Questa volta i due fratelli belgi si lanciano in un vero e proprio giallo. Uso volutamente e cinicamente la parola “lanciano”, perché parlando dei Dardenne dovrebbe balzare agli occhi un vero e proprio ossimoro in questo caso. Jean-Pierre e Luc non saltano e non fanno saltare proprio un bel niente, per natura forse, come fosse un limite archetipo, quasi un epiteto in via di costruzione se osserviamo la filmografia degli ultimi anni; “Stilistica”, se vogliamo concedere il beneficio del termine.

Fatto sta che La ragazza senza nome è un filone immobile, una caccia al nome mossa nelle solite strade, nei soliti quartieri deserti, luoghi da Dardenne, con quei ricorrenti personaggi freddi e quotidiani che non hanno nulla di speciale, svuotati e poi riempiti a piacere dal gelo dei due vecchi registi. Un giallo di periferia in cui semplici e poveri pazienti si rivelano per quel che sono: ancora poveri pazienti, ma con qualche scheletro nell’armadio. Telefonate, informazioni, rivelazioni: il procedere di un comune film d’indagine che fa a meno del climax. Il film stanca. Dopo un po’, sinceramente, non vediamo l’ora di trovare il colpevole e l’identità della ragazza scomparsa solo per evadere dalla tiritera della buona e disponibile dottoressa, paladina dei senza nome, dalla coscienza che marcisce giorno dopo giorno per i sensi di colpa.

Tecnicamente la confezione risulta asetticamente perfetta. Più che artisti i due fratelli sembrano ingegneri dell’immagine drammatica.

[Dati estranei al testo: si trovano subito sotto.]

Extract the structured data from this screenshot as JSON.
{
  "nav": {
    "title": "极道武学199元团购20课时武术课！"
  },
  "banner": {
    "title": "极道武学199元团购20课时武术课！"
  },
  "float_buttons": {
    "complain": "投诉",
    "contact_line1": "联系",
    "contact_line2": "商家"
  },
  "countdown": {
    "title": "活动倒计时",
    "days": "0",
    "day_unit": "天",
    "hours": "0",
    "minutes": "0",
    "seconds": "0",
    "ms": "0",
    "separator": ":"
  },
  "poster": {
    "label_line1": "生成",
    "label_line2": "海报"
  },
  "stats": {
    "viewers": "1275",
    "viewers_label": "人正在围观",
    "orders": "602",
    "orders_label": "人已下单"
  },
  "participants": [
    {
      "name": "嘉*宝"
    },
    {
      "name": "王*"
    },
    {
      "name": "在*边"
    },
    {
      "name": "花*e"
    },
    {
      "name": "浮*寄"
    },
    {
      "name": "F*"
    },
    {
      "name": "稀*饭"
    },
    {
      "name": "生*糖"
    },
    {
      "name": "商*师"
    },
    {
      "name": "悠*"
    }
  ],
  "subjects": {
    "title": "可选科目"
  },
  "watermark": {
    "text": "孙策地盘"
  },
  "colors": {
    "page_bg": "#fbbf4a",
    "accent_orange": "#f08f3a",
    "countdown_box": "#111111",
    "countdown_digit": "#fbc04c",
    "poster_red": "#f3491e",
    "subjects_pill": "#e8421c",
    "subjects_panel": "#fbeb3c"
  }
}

La Haenel, vista di recente in Les Ogres, mostra con la staticità del suo ultimo ruolo l’incredibile facoltà d’adattarsi a qualsiasi copione, seppure la preferiamo infinite volte nei panni della teatrante circense dai modi estroversi.

Per i Dardenne si parla di vero e proprio fissismo ormai. Monocromatici, creano il proprio stereotipo; continuano a mostrare una regia favolosa ma non incuriosiscono neanche più oramai.